Bill Thompson, a former Democratic legislator and co-founder of the South Dakota Citizens Redistricting Commission, said there has been “significant improvement” in the redistricting process. “The Legislature’s committee has been quite open,” he said. “Overall I’m pleased with the committee’s willingness to let us participate.”
But there’s a caveat, Thompson said. “Ultimately, the bottom line is the outcome. What does the map look like? Was the map drawn for the benefit of citizens or legislators? I’m afraid that’s a rhetorical question.”
While the parties worry about primary elections, the non-partisan staff at the Legislative Research Council has worked hard to reach out to key communities this year, said Jim Fry, the LRC’s director. On American Indian reservations, the LRC staff has used community liaisons to publicize public hearings in addition to the traditional press releases and public service announcements. Similar work has been done in Sioux Falls and Rapid City, the state’s two largest communities, Fry said.
The LRC’s website is perhaps the brightest spot when it comes to accessibility and transparency in South Dakota government.
The site, provides real-time streaming audio of all committee hearings and floor sessions. All agendas are posted in advance of committee and floor action, and the site allows users to track legislation as well as topics. Anyone interested in the business of the South Dakota Legislature can use the Internet to follow the action almost as closely as someone who never leaves the Capitol.

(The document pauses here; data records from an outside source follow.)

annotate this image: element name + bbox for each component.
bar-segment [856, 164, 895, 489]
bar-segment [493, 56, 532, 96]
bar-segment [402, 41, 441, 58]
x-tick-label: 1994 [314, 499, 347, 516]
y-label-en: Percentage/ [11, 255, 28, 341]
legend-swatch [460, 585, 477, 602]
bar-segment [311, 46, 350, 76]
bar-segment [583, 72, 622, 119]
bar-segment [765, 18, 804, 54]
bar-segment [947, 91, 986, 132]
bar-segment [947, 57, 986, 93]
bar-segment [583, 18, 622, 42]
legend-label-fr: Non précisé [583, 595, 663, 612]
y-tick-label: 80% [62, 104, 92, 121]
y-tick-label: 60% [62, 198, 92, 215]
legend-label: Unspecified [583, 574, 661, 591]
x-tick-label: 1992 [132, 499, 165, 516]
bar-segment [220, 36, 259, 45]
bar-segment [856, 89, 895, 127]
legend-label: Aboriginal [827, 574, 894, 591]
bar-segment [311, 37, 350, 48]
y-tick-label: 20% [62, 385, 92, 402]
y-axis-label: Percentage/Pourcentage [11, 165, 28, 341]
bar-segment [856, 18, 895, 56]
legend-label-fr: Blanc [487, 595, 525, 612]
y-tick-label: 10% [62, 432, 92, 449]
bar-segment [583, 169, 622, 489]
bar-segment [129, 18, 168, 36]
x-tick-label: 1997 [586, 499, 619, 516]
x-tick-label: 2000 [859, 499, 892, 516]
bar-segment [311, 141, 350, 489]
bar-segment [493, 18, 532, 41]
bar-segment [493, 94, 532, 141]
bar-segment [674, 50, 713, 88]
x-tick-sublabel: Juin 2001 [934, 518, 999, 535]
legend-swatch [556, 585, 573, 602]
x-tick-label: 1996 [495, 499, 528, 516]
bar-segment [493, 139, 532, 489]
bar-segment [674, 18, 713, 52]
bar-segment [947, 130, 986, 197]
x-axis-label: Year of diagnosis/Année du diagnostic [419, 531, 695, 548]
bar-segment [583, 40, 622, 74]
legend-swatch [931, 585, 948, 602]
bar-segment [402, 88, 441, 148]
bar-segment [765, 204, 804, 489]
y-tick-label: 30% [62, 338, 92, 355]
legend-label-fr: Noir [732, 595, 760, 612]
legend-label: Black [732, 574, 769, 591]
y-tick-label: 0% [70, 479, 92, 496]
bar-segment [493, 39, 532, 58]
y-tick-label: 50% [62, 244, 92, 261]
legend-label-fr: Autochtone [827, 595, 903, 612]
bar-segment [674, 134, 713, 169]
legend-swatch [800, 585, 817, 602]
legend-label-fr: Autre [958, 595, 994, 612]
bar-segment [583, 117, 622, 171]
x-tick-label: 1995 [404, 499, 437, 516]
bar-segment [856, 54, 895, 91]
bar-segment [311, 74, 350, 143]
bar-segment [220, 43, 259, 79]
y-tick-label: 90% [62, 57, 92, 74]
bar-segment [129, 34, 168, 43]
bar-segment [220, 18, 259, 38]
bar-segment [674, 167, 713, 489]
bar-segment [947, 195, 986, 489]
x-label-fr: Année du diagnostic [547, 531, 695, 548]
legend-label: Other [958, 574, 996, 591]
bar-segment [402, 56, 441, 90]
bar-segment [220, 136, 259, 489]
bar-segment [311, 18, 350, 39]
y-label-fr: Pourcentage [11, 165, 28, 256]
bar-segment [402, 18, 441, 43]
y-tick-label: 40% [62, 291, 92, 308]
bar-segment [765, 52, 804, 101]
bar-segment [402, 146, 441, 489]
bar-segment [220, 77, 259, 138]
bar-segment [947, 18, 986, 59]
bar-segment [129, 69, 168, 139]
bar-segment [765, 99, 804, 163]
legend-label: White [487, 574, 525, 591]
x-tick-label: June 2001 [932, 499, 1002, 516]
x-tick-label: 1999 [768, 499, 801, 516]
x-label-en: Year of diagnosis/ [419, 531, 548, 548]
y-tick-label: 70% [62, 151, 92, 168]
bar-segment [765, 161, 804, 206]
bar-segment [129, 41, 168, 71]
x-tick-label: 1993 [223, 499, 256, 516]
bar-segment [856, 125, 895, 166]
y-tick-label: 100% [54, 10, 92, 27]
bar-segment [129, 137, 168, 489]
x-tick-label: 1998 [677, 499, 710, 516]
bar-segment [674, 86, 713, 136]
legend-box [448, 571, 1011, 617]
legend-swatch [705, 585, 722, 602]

The only thing that could make the Legislature more open would be a ban on the closed caucus meetings held in the Capitol by both Republicans and Democrats each day of each legislative session. Many debates are held and decisions made within those meetings. It’s not uncommon for lawmakers to suspend open floor debate so they can gather behind closed doors to iron out an issue. This is particularly true for Republican legislators, as that party has held majorities and super-majorities in the Legislature in recent decades.
“Much work remains to be done if South Dakota is to become a much more robust state for openness and transparency,” the Newspaper Association’s Bordewyk said. “The good news is that there seems to be a greater awareness of open government issues among government officials and at least a willingness on their part to consider changes and improvements.”